Our View: Martis Valley not ‘saved’ yet
Looking back, it would be easy to say that conservation groups sued willy-nilly to hinder private property owners in the Martis Valley from exercising their rights ” namely to develop their land to the extent allowable under the law.
But it would be just as easy to argue that developers and Placer County planned willy-nilly without taking into consideration the public trust or environmental law.
When two opposing ideas clash and negotiations fail, as they did in this case between developers and conservationists, the recourse is a lawsuit, which makes the parties more amenable to really hashing things out.
In the end that’s what happened with the Martis Valley suits. Now that there are no legal hammers poised above people’s heads. The players in the drawn-out legal battles over development around the valley are understandably positive. It’s called compromise.
Developers will still be able to build hundreds, albeit fewer, of homes and golf courses while conservationists will see millions of dollars from real estate transfer fees for decades to come.
That’s because the future of Martis Valley, as it relates to other property holders who haven’t trotted out definitive plans, remains unclear.

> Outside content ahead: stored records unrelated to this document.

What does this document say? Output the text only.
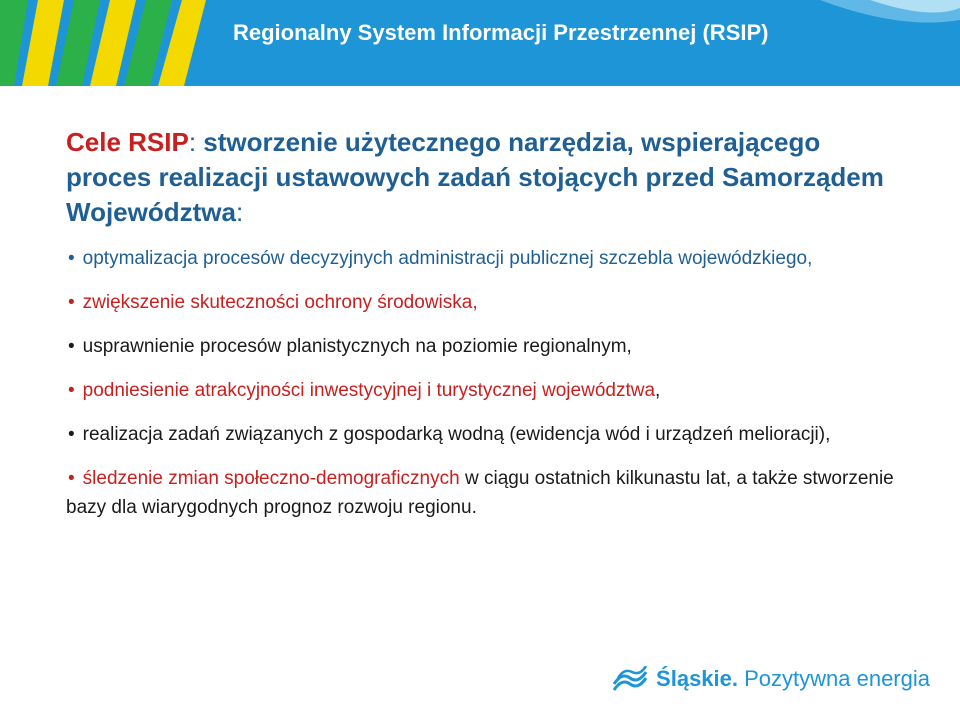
Regionalny System Informacji Przestrzennej (RSIP)

Cele RSIP: stworzenie użytecznego narzędzia, wspierającego proces realizacji ustawowych zadań stojących przed Samorządem Województwa:

• optymalizacja procesów decyzyjnych administracji publicznej szczebla wojewódzkiego,
• zwiększenie skuteczności ochrony środowiska,
• usprawnienie procesów planistycznych na poziomie regionalnym,
• podniesienie atrakcyjności inwestycyjnej i turystycznej województwa,
• realizacja zadań związanych z gospodarką wodną (ewidencja wód i urządzeń melioracji),
• śledzenie zmian społeczno-demograficznych w ciągu ostatnich kilkunastu lat, a także stworzenie bazy dla wiarygodnych prognoz rozwoju regionu.
Śląskie. Pozytywna energia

There remain nearly 8,000 acres of private property on the east side of the valley that are, to one degree or another, still in play for some form of development.
The funds conservation groups and developers agreed to agree on could very well be leveraged to acquire all or some of the remaining land around the valley in the future at what would have to be fair-market price.
We see that as a win-win situation.
However, that scenario is another part of the development saga that remains to be played out, meaning those “Save Martis Valley” bumper stickers aren’t obsolete quite yet.
For the time being, though, we can all agree to disagree on methods like lawsuits but recognize developers got something now and the rest of us will get something in the future.